フィリピの信徒への手紙2章6節から、キリストは、神の身分でありながら、神と等しい者であることに固執しようとは思わず、かえって自分を無にして、僕の身分になり、人間と同じ者になられました。人間の姿で現れ、へりくだって、死に至るまで、それも十字架の死に至るまで従順でした。このため、神はキリストを高く上げ、あらゆる名にまさる名をお与えになりました。
キリストがわたしたちのために死んでくださったと同じようにというのです。
身代金というのは、奴隷を買い戻すためのお金のことです。自分の命がその身代金というのです。
キリストは、悪魔の奴隷になっているわたしたちを買い戻してくださり、神の子としてくださいました。
あなたたちも同じようにしなさい。苦難の杯を飲みなさい。仕える者になりなさい。僕となりなさいというのです。
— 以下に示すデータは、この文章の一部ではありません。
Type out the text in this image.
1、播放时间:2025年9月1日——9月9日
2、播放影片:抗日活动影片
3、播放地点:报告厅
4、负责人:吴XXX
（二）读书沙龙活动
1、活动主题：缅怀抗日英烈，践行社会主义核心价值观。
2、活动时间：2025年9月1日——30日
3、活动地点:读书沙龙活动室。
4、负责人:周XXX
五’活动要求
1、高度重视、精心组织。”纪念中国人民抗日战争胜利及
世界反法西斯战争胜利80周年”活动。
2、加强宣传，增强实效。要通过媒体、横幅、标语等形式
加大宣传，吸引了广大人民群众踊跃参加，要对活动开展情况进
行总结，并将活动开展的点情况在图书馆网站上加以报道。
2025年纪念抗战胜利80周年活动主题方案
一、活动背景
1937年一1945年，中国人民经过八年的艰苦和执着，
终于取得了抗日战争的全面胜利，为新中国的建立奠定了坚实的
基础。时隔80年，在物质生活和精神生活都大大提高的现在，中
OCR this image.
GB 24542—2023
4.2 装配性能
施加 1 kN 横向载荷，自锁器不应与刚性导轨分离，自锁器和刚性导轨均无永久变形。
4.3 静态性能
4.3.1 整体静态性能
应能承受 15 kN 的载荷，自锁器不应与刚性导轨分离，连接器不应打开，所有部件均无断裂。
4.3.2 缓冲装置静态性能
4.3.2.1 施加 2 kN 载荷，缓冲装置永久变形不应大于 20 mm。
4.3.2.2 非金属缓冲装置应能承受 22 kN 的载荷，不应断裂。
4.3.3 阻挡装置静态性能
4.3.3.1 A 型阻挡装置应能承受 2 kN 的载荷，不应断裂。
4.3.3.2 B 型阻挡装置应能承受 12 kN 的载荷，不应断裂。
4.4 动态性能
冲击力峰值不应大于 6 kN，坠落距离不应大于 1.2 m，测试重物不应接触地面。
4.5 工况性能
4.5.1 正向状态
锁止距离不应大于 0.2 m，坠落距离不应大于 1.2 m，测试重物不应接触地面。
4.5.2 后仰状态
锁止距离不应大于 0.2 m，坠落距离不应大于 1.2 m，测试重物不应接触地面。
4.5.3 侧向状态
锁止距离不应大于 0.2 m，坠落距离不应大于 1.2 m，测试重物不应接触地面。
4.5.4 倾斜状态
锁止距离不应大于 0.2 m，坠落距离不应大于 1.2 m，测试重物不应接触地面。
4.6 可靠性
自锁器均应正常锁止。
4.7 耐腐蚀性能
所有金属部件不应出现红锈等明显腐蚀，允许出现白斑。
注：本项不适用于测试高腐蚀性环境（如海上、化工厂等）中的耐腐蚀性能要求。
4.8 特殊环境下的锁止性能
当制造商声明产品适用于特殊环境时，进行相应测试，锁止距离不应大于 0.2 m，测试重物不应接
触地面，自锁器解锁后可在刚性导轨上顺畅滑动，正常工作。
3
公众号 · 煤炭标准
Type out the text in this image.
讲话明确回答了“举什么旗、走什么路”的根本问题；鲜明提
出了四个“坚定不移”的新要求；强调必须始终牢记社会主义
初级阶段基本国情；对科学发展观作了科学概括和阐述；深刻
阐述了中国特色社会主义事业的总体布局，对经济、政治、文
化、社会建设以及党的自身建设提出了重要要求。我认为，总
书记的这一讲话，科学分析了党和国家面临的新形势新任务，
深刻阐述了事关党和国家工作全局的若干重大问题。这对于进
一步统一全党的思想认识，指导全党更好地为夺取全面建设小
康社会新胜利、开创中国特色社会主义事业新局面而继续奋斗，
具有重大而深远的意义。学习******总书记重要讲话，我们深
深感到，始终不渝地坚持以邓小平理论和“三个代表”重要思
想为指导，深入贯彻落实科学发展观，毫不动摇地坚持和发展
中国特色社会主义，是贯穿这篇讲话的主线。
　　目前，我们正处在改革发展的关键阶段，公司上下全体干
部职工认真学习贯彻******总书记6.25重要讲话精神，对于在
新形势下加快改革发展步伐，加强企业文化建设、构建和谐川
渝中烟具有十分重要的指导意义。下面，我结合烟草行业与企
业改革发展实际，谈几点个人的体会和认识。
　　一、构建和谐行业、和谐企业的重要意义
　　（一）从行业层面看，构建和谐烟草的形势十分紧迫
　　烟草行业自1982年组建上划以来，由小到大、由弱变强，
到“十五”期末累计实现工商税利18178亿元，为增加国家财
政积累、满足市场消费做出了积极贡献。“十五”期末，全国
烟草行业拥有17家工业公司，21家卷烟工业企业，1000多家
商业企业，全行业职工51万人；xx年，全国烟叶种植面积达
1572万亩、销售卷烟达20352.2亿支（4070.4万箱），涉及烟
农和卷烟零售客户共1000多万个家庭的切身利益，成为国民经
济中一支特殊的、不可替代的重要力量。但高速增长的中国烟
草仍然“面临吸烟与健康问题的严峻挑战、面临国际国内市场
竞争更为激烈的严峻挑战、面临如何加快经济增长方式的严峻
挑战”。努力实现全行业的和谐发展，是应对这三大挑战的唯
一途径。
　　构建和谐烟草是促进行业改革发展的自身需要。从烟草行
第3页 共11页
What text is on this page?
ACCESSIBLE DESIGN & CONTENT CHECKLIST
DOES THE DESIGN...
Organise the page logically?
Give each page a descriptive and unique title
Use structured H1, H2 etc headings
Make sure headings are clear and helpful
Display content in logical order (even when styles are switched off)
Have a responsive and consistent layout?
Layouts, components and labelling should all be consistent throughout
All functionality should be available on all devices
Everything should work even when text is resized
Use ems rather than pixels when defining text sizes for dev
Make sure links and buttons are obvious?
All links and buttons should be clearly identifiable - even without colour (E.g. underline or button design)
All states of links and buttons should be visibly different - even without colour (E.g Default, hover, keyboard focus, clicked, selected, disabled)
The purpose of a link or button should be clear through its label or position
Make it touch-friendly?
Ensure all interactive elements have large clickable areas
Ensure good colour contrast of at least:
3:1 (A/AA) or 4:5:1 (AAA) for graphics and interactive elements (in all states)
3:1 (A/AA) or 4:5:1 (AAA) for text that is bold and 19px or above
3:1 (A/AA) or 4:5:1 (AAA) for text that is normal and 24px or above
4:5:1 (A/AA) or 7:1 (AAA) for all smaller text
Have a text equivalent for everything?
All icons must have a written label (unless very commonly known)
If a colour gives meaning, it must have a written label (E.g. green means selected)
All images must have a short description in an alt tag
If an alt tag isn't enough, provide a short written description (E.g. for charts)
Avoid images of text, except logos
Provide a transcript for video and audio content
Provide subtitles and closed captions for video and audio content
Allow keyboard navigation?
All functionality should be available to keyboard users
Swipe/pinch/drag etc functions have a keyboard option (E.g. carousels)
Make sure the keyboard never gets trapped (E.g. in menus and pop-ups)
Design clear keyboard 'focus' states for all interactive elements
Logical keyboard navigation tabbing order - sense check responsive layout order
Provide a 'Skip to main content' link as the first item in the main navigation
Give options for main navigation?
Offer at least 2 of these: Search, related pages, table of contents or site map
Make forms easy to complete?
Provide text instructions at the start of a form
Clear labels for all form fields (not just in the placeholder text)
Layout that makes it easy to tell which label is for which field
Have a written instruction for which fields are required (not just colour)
イザヤ書53章10~12節、病に苦しむこの人を打ち砕こうと主は望まれ、彼は自らを償いの献げ物とした。彼は、子孫が末永く続くのを見る。主の望まれることは、彼の手によって成し遂げられる。彼は自らの苦しみの実りを見、それを知って満足する。わたしの僕は、多くの人が正しい者とされるために、彼らの罪を自ら負った。それゆえ、わたしは多くの人を彼の取り分とし、彼は戦利品としておびただしい人を受ける。彼が自らをなげうち、死んで、罪人のひとりに数えられたからだ。多くの人の過ちを担い、背いた者のために執り成しをしたのは、この人であった。
自分の子どもたちが、末永く生きるようにというのが、神さまの願いです。子どもたちがいつまでも生きるように、ひとりの人を苦しめ、罪を負わせ、死なせました。それによって、わたしたちは正しくされ、清められたのです。
わたしたちは贖われました。恵まれました。わたしたちも、キリストのように、キリストが教えられたように、人に仕え、僕として生きるようにされているのです。
人は、この世にあっては、自己主張して生きなければなりません。自分の権利を主張して生きなければなりません。
しかし、すべての人に仕えるというのが信仰の法則です。
マザー・テレサの言葉です。「あなたの中の最良のものを」という言葉です。
人は不合理、非倫理、利己的です。気にすることなく、人を愛しなさい。あなたが善を行うと、利己的な目的でそれをしたと言われるでしょう。気にすることなく善を行いなさい。
良い行いをしても、おそらく次の日には忘れられるでしょう。気にすることなくしつづけなさい。あなたが作りあげたものが壊されるでしょう。気にすることなく作りつづけなさい。助けた相手から恩知らずの仕打ちを受けるでしょう。気にすることなく助けつづけなさい。
あなたの中の最良のものを世に与えなさい。けりかえされるかもしれません。でも気にすることなく最良のものを与えつづけなさい。